LLM APIs are flaky. Rate limits, timeouts, content filters, random 500s. If you dont handle errors gracefully, your AI features will frustrate users constantly.
Common Failures
Some are retryable, some arent. Handle them differently.
Basic Retry Logic
async function callWithRetry<T>(
fn: () => Promise<T>,
maxRetries = 3
): Promise<T> {
let lastError: Error;
for (let i = 0; i < maxRetries; i++) {
try {
return await fn();
} catch (err) {
lastError = err;
// Don't retry non-retryable errors
if (!isRetryable(err)) throw err;
// Exponential backoff
const delay = Math.pow(2, i) * 1000;
await sleep(delay);
}
}
throw lastError;
}
function isRetryable(err: Error): boolean {
const code = err['status'] || err['code'];
return [429, 500, 502, 503, 504].includes(code);
}
Rate Limit Handling
Rate limits are guaranteed to happen. Respect the retry-after header:
async function handleRateLimit(response: Response) {
const retryAfter = response.headers.get("retry-after");
if (retryAfter) {
const waitMs = parseInt(retryAfter) * 1000;
await sleep(waitMs);
return true; // Should retry
}
return false;
}
Better yet, add a token bucket to avoid hitting limits:
class RateLimiter {
private tokens: number;
private lastRefill: number;
constructor(private tokensPerMinute: number) {
this.tokens = tokensPerMinute;
this.lastRefill = Date.now();
}
async acquire() {
this.refill();
if (this.tokens <= 0) {
// Wait until next refill
const waitTime = 60000 - (Date.now() - this.lastRefill);
await sleep(waitTime);
this.refill();
}
this.tokens--;
}
private refill() {
const now = Date.now();
const elapsed = now - this.lastRefill;
if (elapsed >= 60000) {
this.tokens = this.tokensPerMinute;
this.lastRefill = now;
}
}
}
Graceful Degradation
When AI fails, have a backup:
async function getAIResponse(prompt: string): Promise<string> {
try {
return await callWithRetry(() => llm.complete(prompt));
} catch (err) {
// Log for monitoring
logger.error("AI call failed", { error: err, prompt });
// Return graceful fallback
if (isContentFiltered(err)) {
return "I can't help with that request.";
}
if (isQuotaExceeded(err)) {
return "AI features are temporarily unavailable.";
}
return "Something went wrong.

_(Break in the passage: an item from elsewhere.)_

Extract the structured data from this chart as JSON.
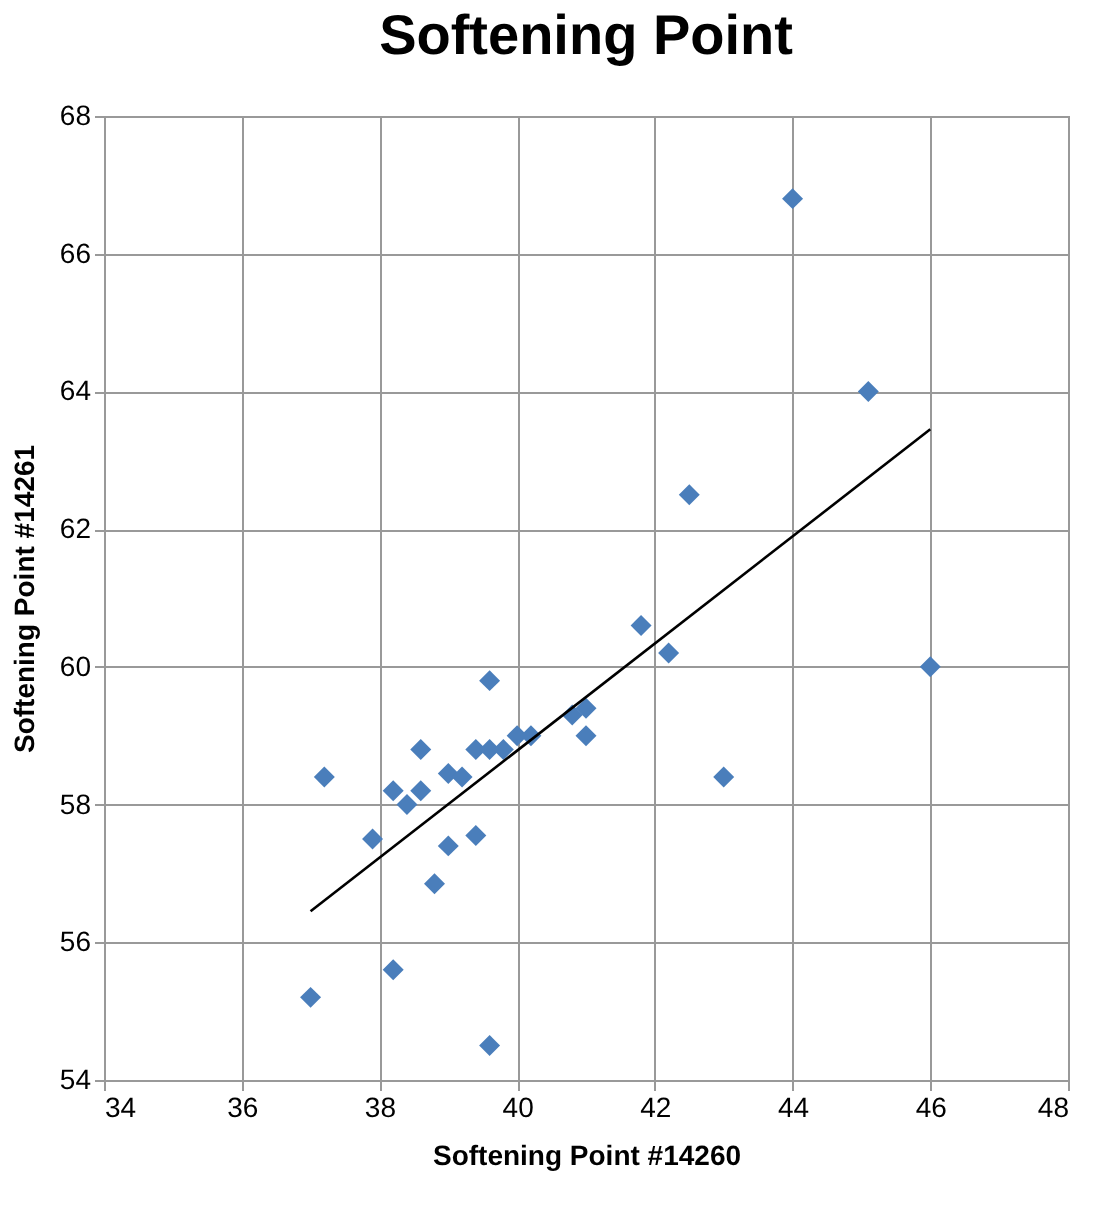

Please try again.";
}
}
Never show raw error messages to users. They dont care about 429 Too Many Requests.
Timeout Protection
LLM calls can hang. Always set timeouts:
async function withTimeout<T>(
promise: Promise<T>,
ms: number
): Promise<T> {
const timeout = new Promise<never>((_, reject) => {
setTimeout(() => reject(new Error("Request timeout")), ms);
});
return Promise.race([promise, timeout]);
}
// Usage
const response = await withTimeout(
llm.complete(prompt),
30000 // 30 second max
);
Circuit Breaker Pattern
If an API keeps failing, stop hammering it:
class CircuitBreaker {
private failures = 0;
private lastFailure: number = 0;
private state: "closed" | "open" | "half-open" = "closed";
async call<T>(fn: () => Promise<T>): Promise<T> {
if (this.state === "open") {
// Check if we should try again
if (Date.now() - this.lastFailure > 30000) {
this.state = "half-open";
} else {
throw new Error("Circuit breaker is open");
}
}
try {
const result = await fn();
this.onSuccess();
return result;
} catch (err) {
this.onFailure();
throw err;
}
}
private onSuccess() {
this.failures = 0;
this.state = "closed";
}
private onFailure() {
this.failures++;
this.lastFailure = Date.now();
if (this.failures >= 5) {
this.state = "open";
}
}
}
Quick Checklist
Before shipping AI features:
- [ ] Retry logic with exponential backoff
- [ ] Timeout on all LLM calls
- [ ] User-friendly error messages
- [ ] Rate limit handling
- [ ] Fallback for when AI is down
- [ ] Error logging for debugging
- [ ] Alerts for quota/billing issues
LLM APIs will fail. Plan for it. Your 2am self will thank you.